Bond Insurance

Bond insurance is a service where bond holders pay a premium for interest and capital repayments specified in the bond if the issuer cannot do so. This raises the bond rating to be the same as the credit rating of the insurer.

Friday, February 29, 2008

MBIA's CEO Tells CNBC He's "Comfortable" Competing with Warren Buffett

In a live on-set interview during today's Closing Bell on CNBC, MBIA CEO Jay Brown told us he's "comfortable" going up against Warren Buffett's new bond insurance company, although he acknowledges that Berkshire Hathaway can be "tough" competition.

In response to a question from Michele Caruso-Cabrera about Buffett "going after" his business, Brown suggested Buffett might not be in it for the long haul:

  "I have competed with Warren Buffett in the insurance space most of my life.  They're tough competitors.  They offer a unique product.  And they also like to come in and out of markets.  The muni market, or the structured market, when you look at it, needs constant players in there.  We've seen a huge drop in bond coverage provided by the market.

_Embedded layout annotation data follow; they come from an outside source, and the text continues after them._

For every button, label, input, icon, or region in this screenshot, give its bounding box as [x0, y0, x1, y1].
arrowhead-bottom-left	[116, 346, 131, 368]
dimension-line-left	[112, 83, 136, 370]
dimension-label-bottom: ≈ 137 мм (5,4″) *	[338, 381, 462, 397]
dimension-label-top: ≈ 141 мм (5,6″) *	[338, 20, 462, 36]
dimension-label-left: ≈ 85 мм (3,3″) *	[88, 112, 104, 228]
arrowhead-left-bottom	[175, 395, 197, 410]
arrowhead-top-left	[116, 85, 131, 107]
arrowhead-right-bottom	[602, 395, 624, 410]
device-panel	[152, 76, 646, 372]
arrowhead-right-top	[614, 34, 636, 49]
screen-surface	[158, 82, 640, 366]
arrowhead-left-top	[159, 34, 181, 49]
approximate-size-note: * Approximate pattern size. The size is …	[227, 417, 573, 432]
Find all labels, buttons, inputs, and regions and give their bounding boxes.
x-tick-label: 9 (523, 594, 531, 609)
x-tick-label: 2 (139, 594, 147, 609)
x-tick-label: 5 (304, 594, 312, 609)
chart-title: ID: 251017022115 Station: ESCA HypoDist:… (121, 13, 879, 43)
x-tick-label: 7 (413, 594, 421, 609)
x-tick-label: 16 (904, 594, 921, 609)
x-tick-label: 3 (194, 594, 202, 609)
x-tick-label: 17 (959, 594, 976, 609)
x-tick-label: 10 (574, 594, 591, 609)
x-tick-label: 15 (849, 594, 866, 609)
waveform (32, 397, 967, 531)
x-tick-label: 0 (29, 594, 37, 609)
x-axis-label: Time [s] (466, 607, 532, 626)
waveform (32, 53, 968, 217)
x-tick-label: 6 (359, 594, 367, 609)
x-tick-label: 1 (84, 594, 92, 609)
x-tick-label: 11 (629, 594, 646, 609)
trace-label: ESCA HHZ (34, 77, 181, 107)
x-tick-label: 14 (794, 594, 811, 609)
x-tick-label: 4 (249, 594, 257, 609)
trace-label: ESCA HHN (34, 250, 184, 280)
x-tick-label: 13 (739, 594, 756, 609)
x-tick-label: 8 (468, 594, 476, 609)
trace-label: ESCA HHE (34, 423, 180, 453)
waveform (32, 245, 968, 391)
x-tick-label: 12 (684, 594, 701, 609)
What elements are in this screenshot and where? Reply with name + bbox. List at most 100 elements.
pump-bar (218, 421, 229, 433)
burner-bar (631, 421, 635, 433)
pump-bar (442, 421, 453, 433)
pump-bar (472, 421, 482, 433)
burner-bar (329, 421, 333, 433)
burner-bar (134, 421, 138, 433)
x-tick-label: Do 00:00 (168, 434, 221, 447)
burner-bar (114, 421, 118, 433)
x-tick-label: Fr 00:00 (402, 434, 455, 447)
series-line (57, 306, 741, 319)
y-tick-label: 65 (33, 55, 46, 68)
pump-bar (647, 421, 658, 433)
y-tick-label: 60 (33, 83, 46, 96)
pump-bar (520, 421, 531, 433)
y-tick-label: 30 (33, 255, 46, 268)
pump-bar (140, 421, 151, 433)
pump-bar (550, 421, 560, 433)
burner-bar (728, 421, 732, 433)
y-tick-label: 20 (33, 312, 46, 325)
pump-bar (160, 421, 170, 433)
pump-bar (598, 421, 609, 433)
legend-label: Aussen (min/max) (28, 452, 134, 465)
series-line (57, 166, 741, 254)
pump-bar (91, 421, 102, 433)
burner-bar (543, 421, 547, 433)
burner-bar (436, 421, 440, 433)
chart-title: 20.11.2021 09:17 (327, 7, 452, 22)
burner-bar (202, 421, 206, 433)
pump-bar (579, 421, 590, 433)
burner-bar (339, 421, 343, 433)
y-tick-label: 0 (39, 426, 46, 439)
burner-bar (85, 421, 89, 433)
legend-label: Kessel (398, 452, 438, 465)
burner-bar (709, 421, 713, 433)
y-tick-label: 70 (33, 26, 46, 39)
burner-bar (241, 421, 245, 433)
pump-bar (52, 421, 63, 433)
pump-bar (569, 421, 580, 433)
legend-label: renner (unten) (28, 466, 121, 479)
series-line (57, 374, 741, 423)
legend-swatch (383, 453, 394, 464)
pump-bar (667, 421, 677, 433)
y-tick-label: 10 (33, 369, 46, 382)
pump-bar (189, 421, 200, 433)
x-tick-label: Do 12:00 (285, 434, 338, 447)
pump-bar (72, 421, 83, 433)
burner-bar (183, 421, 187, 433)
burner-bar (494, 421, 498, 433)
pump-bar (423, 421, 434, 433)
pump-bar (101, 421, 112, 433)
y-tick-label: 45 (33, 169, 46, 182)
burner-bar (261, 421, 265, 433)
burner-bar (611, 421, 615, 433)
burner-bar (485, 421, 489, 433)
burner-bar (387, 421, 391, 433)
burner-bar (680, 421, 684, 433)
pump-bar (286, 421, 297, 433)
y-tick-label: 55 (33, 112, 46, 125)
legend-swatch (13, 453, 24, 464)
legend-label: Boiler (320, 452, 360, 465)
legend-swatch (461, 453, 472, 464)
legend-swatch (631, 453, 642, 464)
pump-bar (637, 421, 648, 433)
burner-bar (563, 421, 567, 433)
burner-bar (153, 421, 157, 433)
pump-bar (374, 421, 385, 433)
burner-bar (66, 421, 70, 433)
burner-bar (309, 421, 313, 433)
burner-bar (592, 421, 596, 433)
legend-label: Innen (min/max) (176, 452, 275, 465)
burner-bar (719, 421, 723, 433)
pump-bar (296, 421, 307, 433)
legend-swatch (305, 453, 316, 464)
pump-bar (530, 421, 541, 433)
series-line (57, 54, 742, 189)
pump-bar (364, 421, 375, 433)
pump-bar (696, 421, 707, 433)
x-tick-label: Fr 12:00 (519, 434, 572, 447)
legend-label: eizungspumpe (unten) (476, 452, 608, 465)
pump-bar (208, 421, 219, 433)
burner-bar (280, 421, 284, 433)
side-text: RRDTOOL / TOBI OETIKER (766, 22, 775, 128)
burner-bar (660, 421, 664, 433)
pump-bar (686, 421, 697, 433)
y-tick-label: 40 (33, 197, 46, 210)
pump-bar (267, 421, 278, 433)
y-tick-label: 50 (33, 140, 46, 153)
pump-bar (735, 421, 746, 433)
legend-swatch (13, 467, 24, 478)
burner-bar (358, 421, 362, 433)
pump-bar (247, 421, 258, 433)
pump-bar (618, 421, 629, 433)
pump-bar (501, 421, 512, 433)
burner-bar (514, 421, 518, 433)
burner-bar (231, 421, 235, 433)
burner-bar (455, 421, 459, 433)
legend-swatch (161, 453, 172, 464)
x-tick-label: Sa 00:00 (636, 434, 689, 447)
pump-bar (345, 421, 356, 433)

    Warren saw an opportunity.  Warren never misses an opportunity to jump in, especially when there's stress.  And so I think I'm pretty comfortable we can compete with Warren."

It's was an interesting interview, with Brown talking in detail about his plans and goals for the troubled bond insurer, which today held onto its AAA rating from Moody's, at least for now.  He revealed that MBIA is done raising "significant dilutive capital."